SNAPE'S STORY - CHAPTER 6

I am reliving a nightmare. Over and over again, it is coming back to haunt me. They say that evil deeds can do that to the mind, break it and distract it until no picture but one shows itself in the frame of the conscience. But I never did anything wrong. Nothing wrong that I was aware of. Ever since that great man, the idol of the wizard community, took it upon himself to refute the fact that I had been a follower of the evil side, I have scrupulously refused to be wavered or shaken. But today I believe I am shattered. Today of all days, when the rest of the Wizard Community is celebrating, I am mourning.

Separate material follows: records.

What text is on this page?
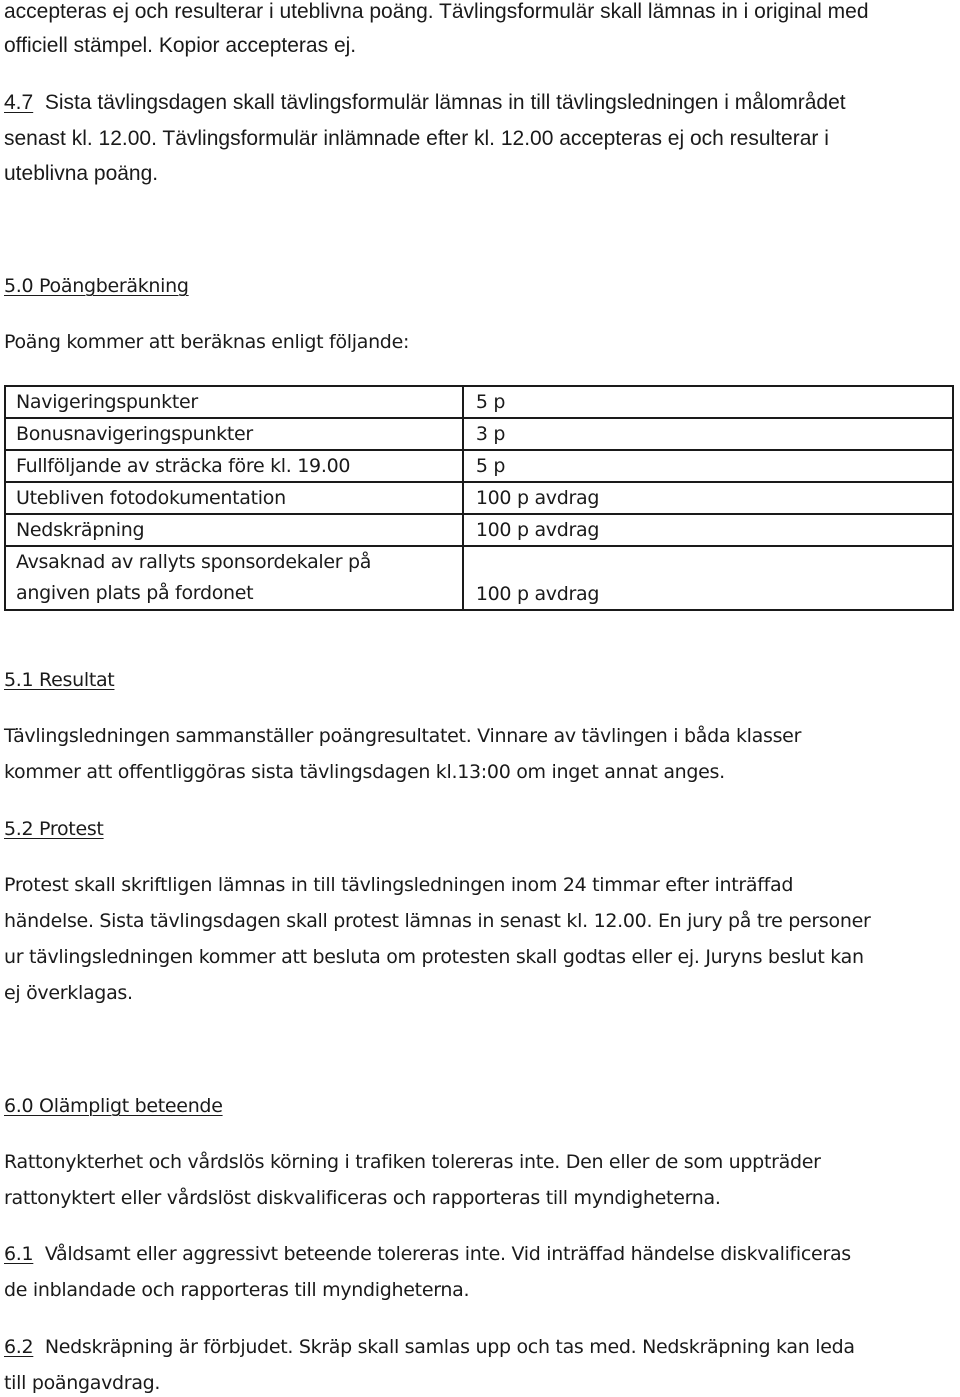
accepteras ej och resulterar i uteblivna poäng. Tävlingsformulär skall lämnas in i original med

officiell stämpel. Kopior accepteras ej.

4.7 Sista tävlingsdagen skall tävlingsformulär lämnas in till tävlingsledningen i målområdet

senast kl. 12.00. Tävlingsformulär inlämnade efter kl. 12.00 accepteras ej och resulterar i

uteblivna poäng.

5.0 Poängberäkning

Poäng kommer att beräknas enligt följande:

Navigeringspunkter	5 p
Bonusnavigeringspunkter	3 p
Fullföljande av sträcka före kl. 19.00	5 p
Utebliven fotodokumentation	100 p avdrag
Nedskräpning	100 p avdrag

Avsaknad av rallyts sponsordekaler på
angiven plats på fordonet	100 p avdrag

5.1 Resultat

Tävlingsledningen sammanställer poängresultatet. Vinnare av tävlingen i båda klasser

kommer att offentliggöras sista tävlingsdagen kl.13:00 om inget annat anges.

5.2 Protest

Protest skall skriftligen lämnas in till tävlingsledningen inom 24 timmar efter inträffad

händelse. Sista tävlingsdagen skall protest lämnas in senast kl. 12.00. En jury på tre personer

ur tävlingsledningen kommer att besluta om protesten skall godtas eller ej. Juryns beslut kan

ej överklagas.

6.0 Olämpligt beteende

Rattonykterhet och vårdslös körning i trafiken tolereras inte. Den eller de som uppträder

rattonyktert eller vårdslöst diskvalificeras och rapporteras till myndigheterna.

6.1 Våldsamt eller aggressivt beteende tolereras inte. Vid inträffad händelse diskvalificeras

de inblandade och rapporteras till myndigheterna.

6.2 Nedskräpning är förbjudet. Skräp skall samlas upp och tas med. Nedskräpning kan leda

till poängavdrag.
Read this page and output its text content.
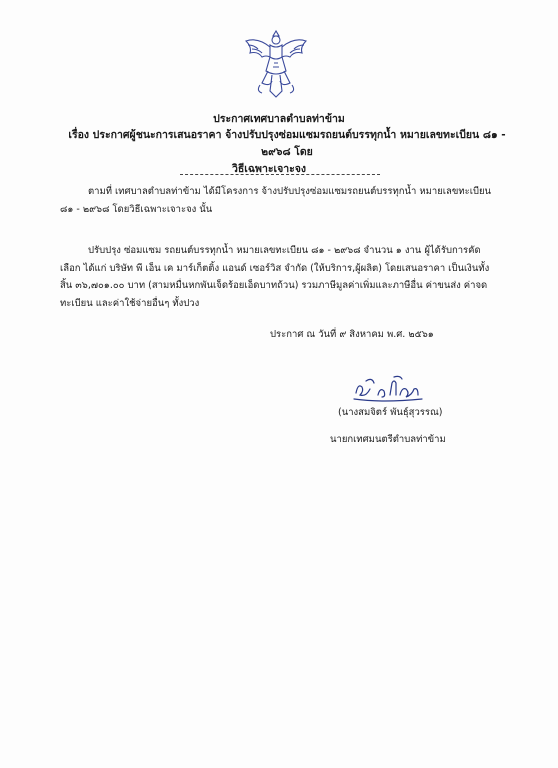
ประกาศเทศบาลตำบลท่าข้าม
เรื่อง ประกาศผู้ชนะการเสนอราคา จ้างปรับปรุงซ่อมแซมรถยนต์บรรทุกน้ำ หมายเลขทะเบียน ๘๑ - ๒๙๖๘ โดย
วิธีเฉพาะเจาะจง
ตามที่ เทศบาลตำบลท่าข้าม ได้มีโครงการ จ้างปรับปรุงซ่อมแซมรถยนต์บรรทุกน้ำ หมายเลขทะเบียน
๘๑ - ๒๙๖๘ โดยวิธีเฉพาะเจาะจง นั้น
ปรับปรุง ซ่อมแซม รถยนต์บรรทุกน้ำ หมายเลขทะเบียน ๘๑ - ๒๙๖๘ จำนวน ๑ งาน ผู้ได้รับการคัด
เลือก ได้แก่ บริษัท พี เอ็น เค มาร์เก็ตติ้ง แอนด์ เซอร์วิส จำกัด (ให้บริการ,ผู้ผลิต) โดยเสนอราคา เป็นเงินทั้ง
สิ้น ๓๖,๗๐๑.๐๐ บาท (สามหมื่นหกพันเจ็ดร้อยเอ็ดบาทถ้วน) รวมภาษีมูลค่าเพิ่มและภาษีอื่น ค่าขนส่ง ค่าจด
ทะเบียน และค่าใช้จ่ายอื่นๆ ทั้งปวง
ประกาศ ณ วันที่ ๙ สิงหาคม พ.ศ. ๒๕๖๑
(นางสมจิตร์ พันธุ์สุวรรณ)
นายกเทศมนตรีตำบลท่าข้าม
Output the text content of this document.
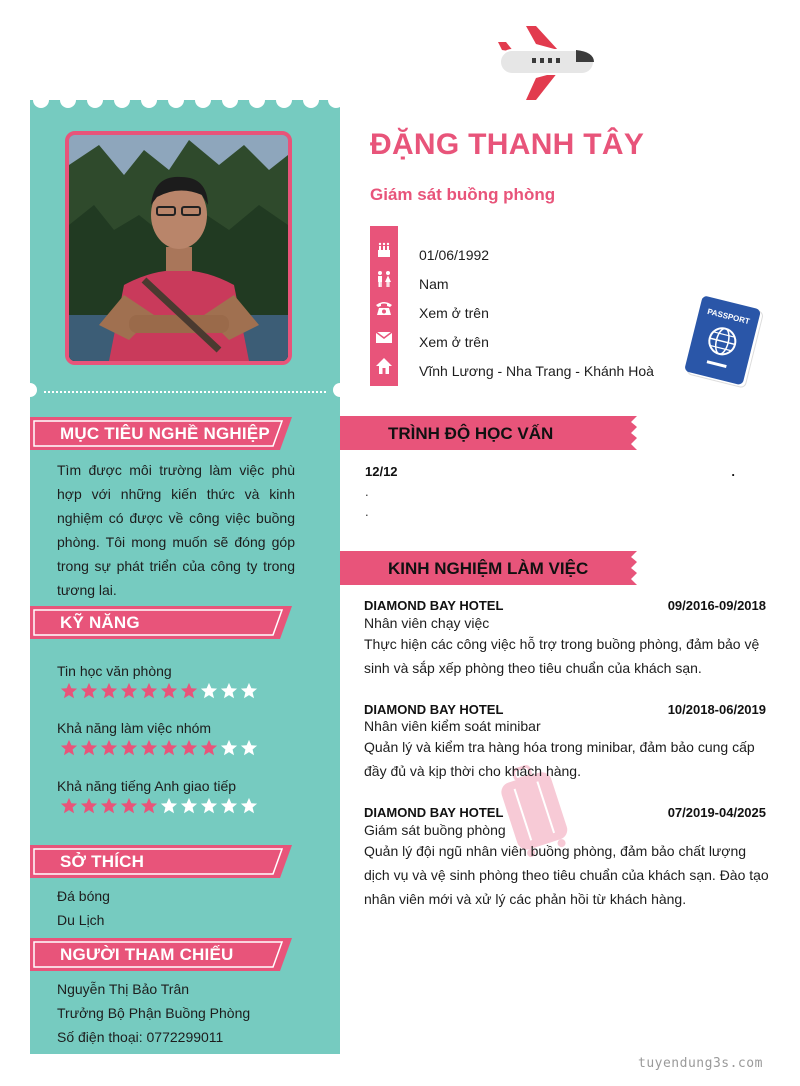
MỤC TIÊU NGHỀ NGHIỆP
Tìm được môi trường làm việc phù hợp với những kiến thức và kinh nghiệm có được về công việc buồng phòng. Tôi mong muốn sẽ đóng góp trong sự phát triển của công ty trong tương lai.
KỸ NĂNG
Tin học văn phòng
Khả năng làm việc nhóm
Khả năng tiếng Anh giao tiếp
SỞ THÍCH
Đá bóng
Du Lịch
NGƯỜI THAM CHIẾU
Nguyễn Thị Bảo Trân
Trưởng Bộ Phận Buồng Phòng
Số điện thoại: 0772299011
ĐẶNG THANH TÂY
Giám sát buồng phòng
01/06/1992
Nam
Xem ở trên
Xem ở trên
Vĩnh Lương - Nha Trang - Khánh Hoà
PASSPORT
TRÌNH ĐỘ HỌC VẤN
12/12	.
.
.
KINH NGHIỆM LÀM VIỆC
DIAMOND BAY HOTEL	09/2016-09/2018
Nhân viên chạy việc
Thực hiện các công việc hỗ trợ trong buồng phòng, đảm bảo vệ sinh và sắp xếp phòng theo tiêu chuẩn của khách sạn.
DIAMOND BAY HOTEL	10/2018-06/2019
Nhân viên kiểm soát minibar
Quản lý và kiểm tra hàng hóa trong minibar, đảm bảo cung cấp đầy đủ và kịp thời cho khách hàng.
DIAMOND BAY HOTEL	07/2019-04/2025
Giám sát buồng phòng
Quản lý đội ngũ nhân viên buồng phòng, đảm bảo chất lượng dịch vụ và vệ sinh phòng theo tiêu chuẩn của khách sạn. Đào tạo nhân viên mới và xử lý các phản hồi từ khách hàng.
tuyendung3s.com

I never thought that his loss would be so agonizing, so excruciatingly painful. He was always there, like his father before him, an eternal thorn in my side. So confident, so beautiful, so effortlessly successful at every endeavor. Every time I looked at him I seemed to see the ghost of his father laughing back at me. Perhaps that is the reason I treated him with such contempt, even with disdain. I never got the chance to tell him that I never hated him, that my anger was not towards him but towards the people of whom he was irrevocably a part - his parents.

I never disliked his father. I ached to be friends with him, to share his confidences, to laugh at his jokes. But that was not to be. He was always with his own particular clique, as earth-shatteringly intelligent and popular as he. They treated me with scorn, with amused ridicule. Always sensitive I drew away from them. I became an outcast. I became a student of the dark arts. I learnt all I could to hurt them, and especially him. And when I succeeded, I found that it was always myself I had been hurting. Why did he always turn away? God only knows. He never knew how much it hurt me, his careless contempt. But I know in my heart that if I had made the first advance, met him halfway we could have been close, we could have been friends. But for me it was always all or nothing.

But if it were only his father, that popular scoundrel I saw in him, I could forget him more easily. I could remind myself of the mad pranks that his father played on me; I could remember all the names that I was called because of his mocking sense of humor. I could convince myself that I do not miss him. But things are never as simple as that. At least they are never that simple for me.

In him, I also saw the one true love of a bitter, bleak life. I saw his mother. Every time he looked wonderingly with his eyes of forest green I remembered another pair of most beloved eyes who used to look at me with just that expression. In every comforting word he spoke, I heard the echo of the only person who deigned to speak to me like that. Every time I saw him I relived the glorious moments we were together, and the heartbreaking years of rejection that followed.

Nobody knew how much I loved her. Sometimes I wondered whether even she knew. She was one of the few, very few people who used to treat me as a fellow human, rather than a pariah. I used to call her Flower, the blossom that had filled the barren garden of my life with the fragrance of her presence. We spent so many days talking till the sun sank tired and weary. We laughed and we wept over the small joys and tragedies that make youth such an earth-shattering experience. Those are the happiest recollections of an unhappy life.

Then she fell in love. In love with him and in front of my eyes she was whisked away. She was taken into his kingdom of endless laughter and merriment. She still wished to be friends. Even then she defied her love. Even then she came to me, hoping to pick up the strings where she had in a moment of passion let them fall. She came to me looking for affection, I gave her scorn. She came to me looking for support, I gave her disdain. I spurned her, and I gave her contempt in return for his love. That was my sin, and now I pay.

I pay with guilt, I pay with loneliness. Why was I so harsh, why was I so intemperate? Why did I cut her down with a ruthless knife? Did the moments we had spent together mean nothing to me? Seemingly not! Even as she walked away, a voice within me yearned to cry out - stop. Do not leave me. I need you and your affection as deeply as you need me. But I could not, for a voice within me cried out in cold pride and arrogance - she preferred another to you.

Every time I saw him, the son of my Flower, I saw the son that might have been mine. I saw the son that I could have called mine own. How could I have hated him, when in him were bound the sweetest, dearest memories that I can bring to mind. But then in him I also saw the man who stole her away from me, and my heart was torn. To cover my confusion, to cover my bewilderment, I treated him with contempt. I taunted him, laughed at him derisively. But I swear to god, I loved him.

Now he is gone and I will never have the chance to apologize. I will never look into those green eyes of his and say I love you, as I loved your mother. I will never be able to tell him about her, the tales that he has never heard about the mother he has never known. I will never be able to tell him, the only son I have had by proxy that he has made my life a better one simply by his presence. Why, why did I have to understand the meaning of the agony of my heart only after his death?

Today, for me as for many, many others is a dark, sad day. I have broken the promise I had made to myself, the promise to protect him, the promise to defend him. This vow, the only true vow I have ever made to myself has been broken and with it has broken my heart. Forgive me, my Flower, I could not save your son for you.